Back when RSS was more popular, the tyranny of never-ending backlogs was a topic that was discussed somewhat regularly, but it gets glossed over a little these days since RSS talk is naturally enclosed within a layer of nostalgia
For a few years now my approach has basically been "read it now or read it never" - this means that my RSS feeds are typically empty and I never save anything to "read it later" queues
If it's something I'm supposed to read, it'll probably be resurfaced one way or another (or maybe it won't, and that's fine too) at a later time when I'm immediately ready to pick up what is being put down
RSS came of age in a very different time, when the world of computing was more, for lack of a better term, workstation-centric. People wanted RSS clients that were similar to email clients, or maybe even integrated directly into the email client, and they had this idea that they should 'catch up' on everything that was published since their last session, almost like it was a job.

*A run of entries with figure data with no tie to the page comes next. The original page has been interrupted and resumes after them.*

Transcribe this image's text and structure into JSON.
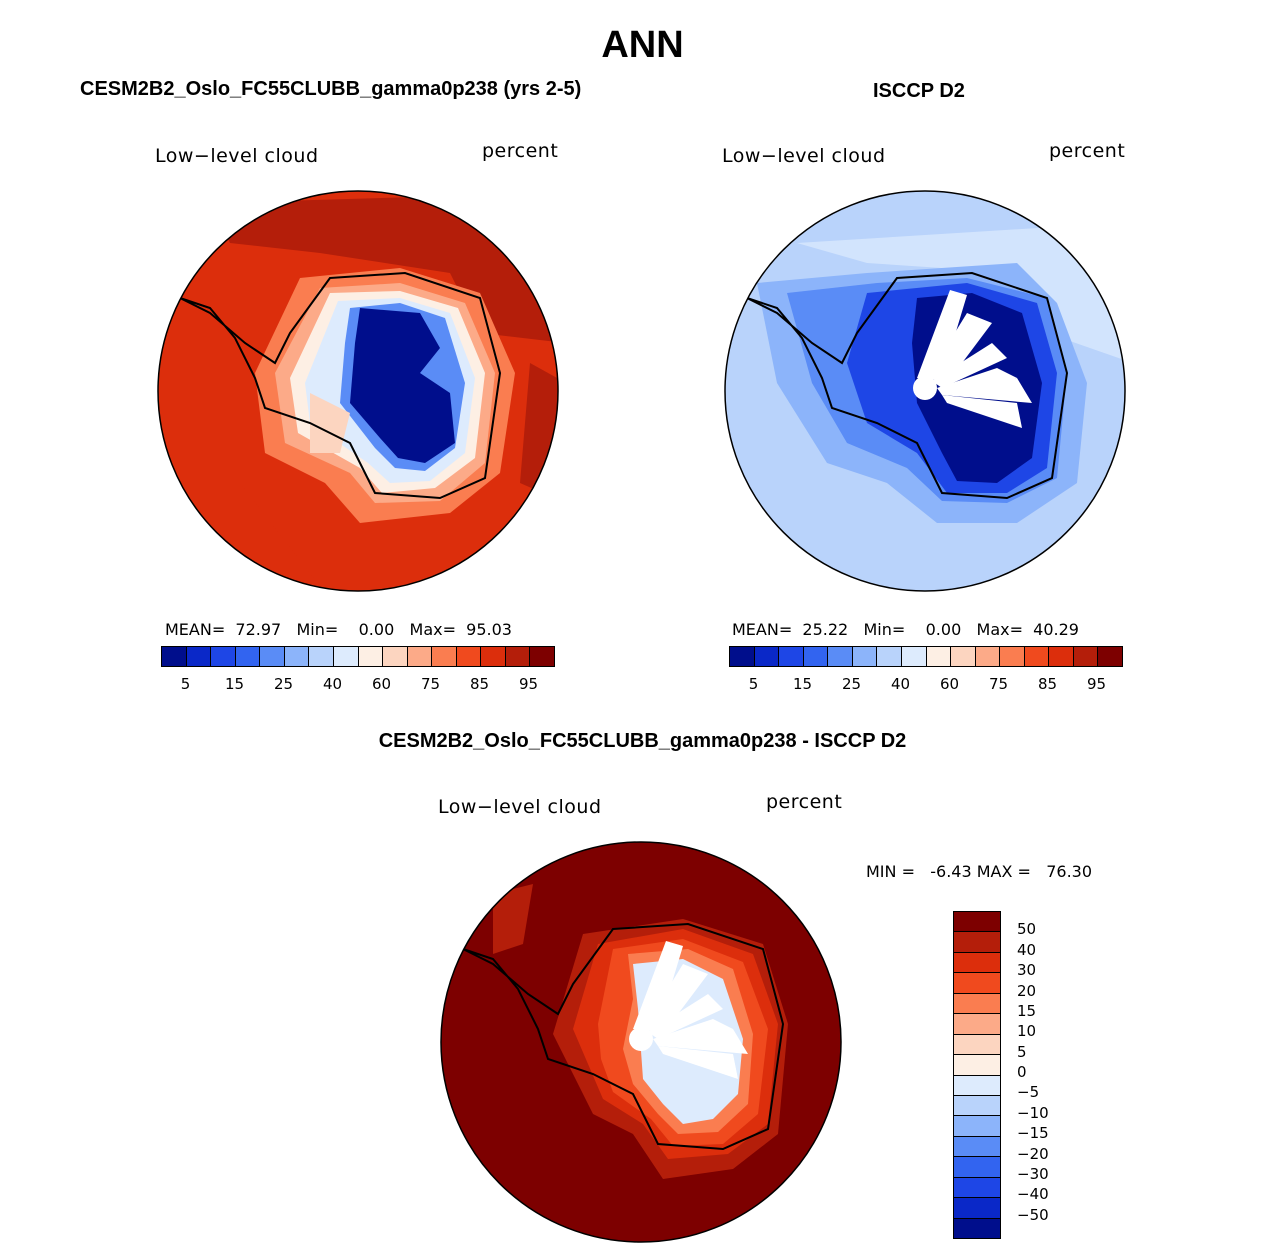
{
  "title": "ANN",
  "colors": {
    "full_scale": [
      "#000e8c",
      "#0a28c8",
      "#1e46e6",
      "#3264f0",
      "#5a8cf6",
      "#8cb4fa",
      "#b9d3fb",
      "#ddebfd",
      "#fdefe4",
      "#fcd5c0",
      "#fcaa88",
      "#fa7d50",
      "#f04a1e",
      "#dc2e0c",
      "#b41e0a",
      "#7d0000"
    ],
    "diff_scale": [
      "#7d0000",
      "#b41e0a",
      "#dc2e0c",
      "#f04a1e",
      "#fa7d50",
      "#fcaa88",
      "#fcd5c0",
      "#fdefe4",
      "#ddebfd",
      "#b9d3fb",
      "#8cb4fa",
      "#5a8cf6",
      "#3264f0",
      "#1e46e6",
      "#0a28c8",
      "#000e8c"
    ]
  },
  "panels": {
    "model": {
      "title": "CESM2B2_Oslo_FC55CLUBB_gamma0p238 (yrs 2-5)",
      "variable": "Low−level cloud",
      "units": "percent",
      "mean_label": "MEAN=",
      "mean": "72.97",
      "min_label": "Min=",
      "min": "0.00",
      "max_label": "Max=",
      "max": "95.03",
      "ticks": [
        "5",
        "15",
        "25",
        "40",
        "60",
        "75",
        "85",
        "95"
      ]
    },
    "obs": {
      "title": "ISCCP D2",
      "variable": "Low−level cloud",
      "units": "percent",
      "mean_label": "MEAN=",
      "mean": "25.22",
      "min_label": "Min=",
      "min": "0.00",
      "max_label": "Max=",
      "max": "40.29",
      "ticks": [
        "5",
        "15",
        "25",
        "40",
        "60",
        "75",
        "85",
        "95"
      ]
    },
    "diff": {
      "title": "CESM2B2_Oslo_FC55CLUBB_gamma0p238 - ISCCP D2",
      "variable": "Low−level cloud",
      "units": "percent",
      "min_label": "MIN =",
      "min": "-6.43",
      "max_label": "MAX =",
      "max": "76.30",
      "ticks": [
        "50",
        "40",
        "30",
        "20",
        "15",
        "10",
        "5",
        "0",
        "−5",
        "−10",
        "−15",
        "−20",
        "−30",
        "−40",
        "−50"
      ]
    }
  }
}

Nowadays people have an implicit understanding that the net is vast and infinite, it's beyond the ability of one man to fully catch up, and you're just tuning into a slice of the data stream.

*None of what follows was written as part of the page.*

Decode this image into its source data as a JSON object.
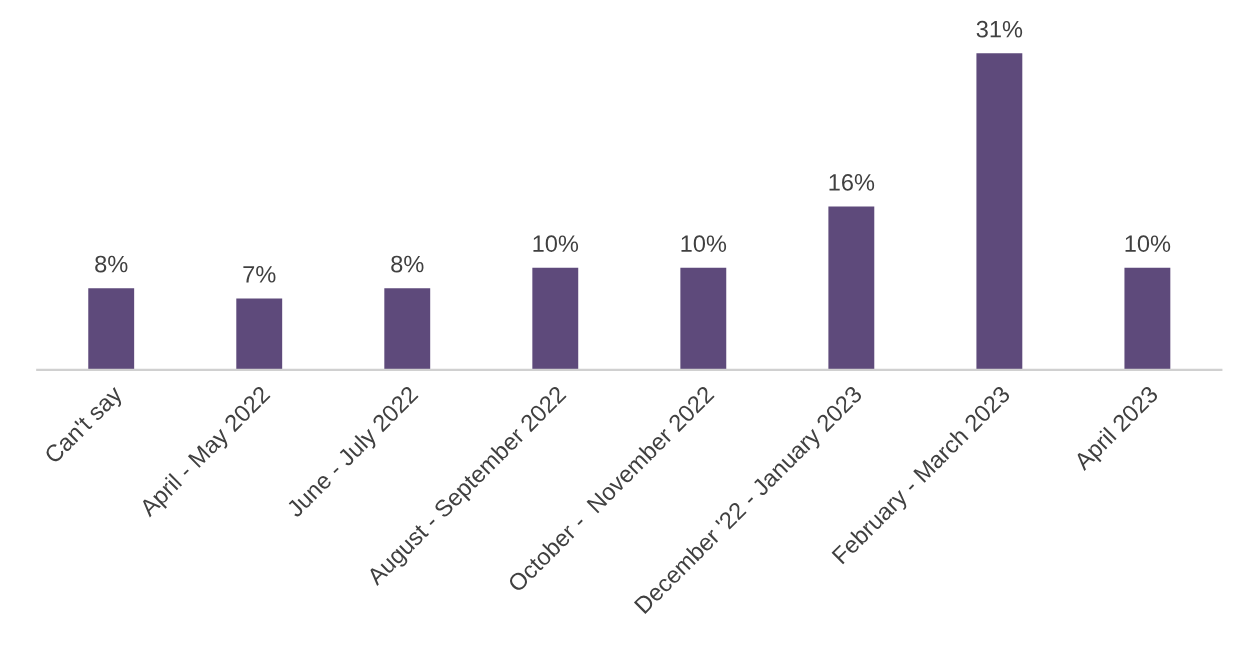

RSS clients never really departed from their roots of showing reverse chronological lists of all the posts, but this UI loses usefulness when the data stream gets too big. Commercial social media saw an opportunity and decided to make the algorithm that arranges the feed totally opaque - with that achieved, they proceeded to auction off each spot in it and get rich. Even worse than the reverse chronological firehose.
What we lack is a presentation that is actually good! I don't have the answer. One thing I want to experiment with, though, is digests. I use a straight reverse chronological UI that aggregates all my items in all my feeds. One thing I noticed is that this ends up wildly biased toward feeds that have lots of posts, like news aggregator websites, or Reddit. Anyone who's foolish enough to work hard and produce wonderful long form content with less frequency, gets lost in the firehose, which may tell us a lot about how the collapse-in-progress of our civilization got started. I have no idea how to solve this and do better than the UIs and algorithms that rule the world today. I do have it on my todo list to try a digest style UI - like perhaps each website gets one entry per day in my feed, and if they made multiple posts on that day, those are represented as multiple small title links in a compact format. Whereas a less frequent poster might even get an excerpt along with their title or something.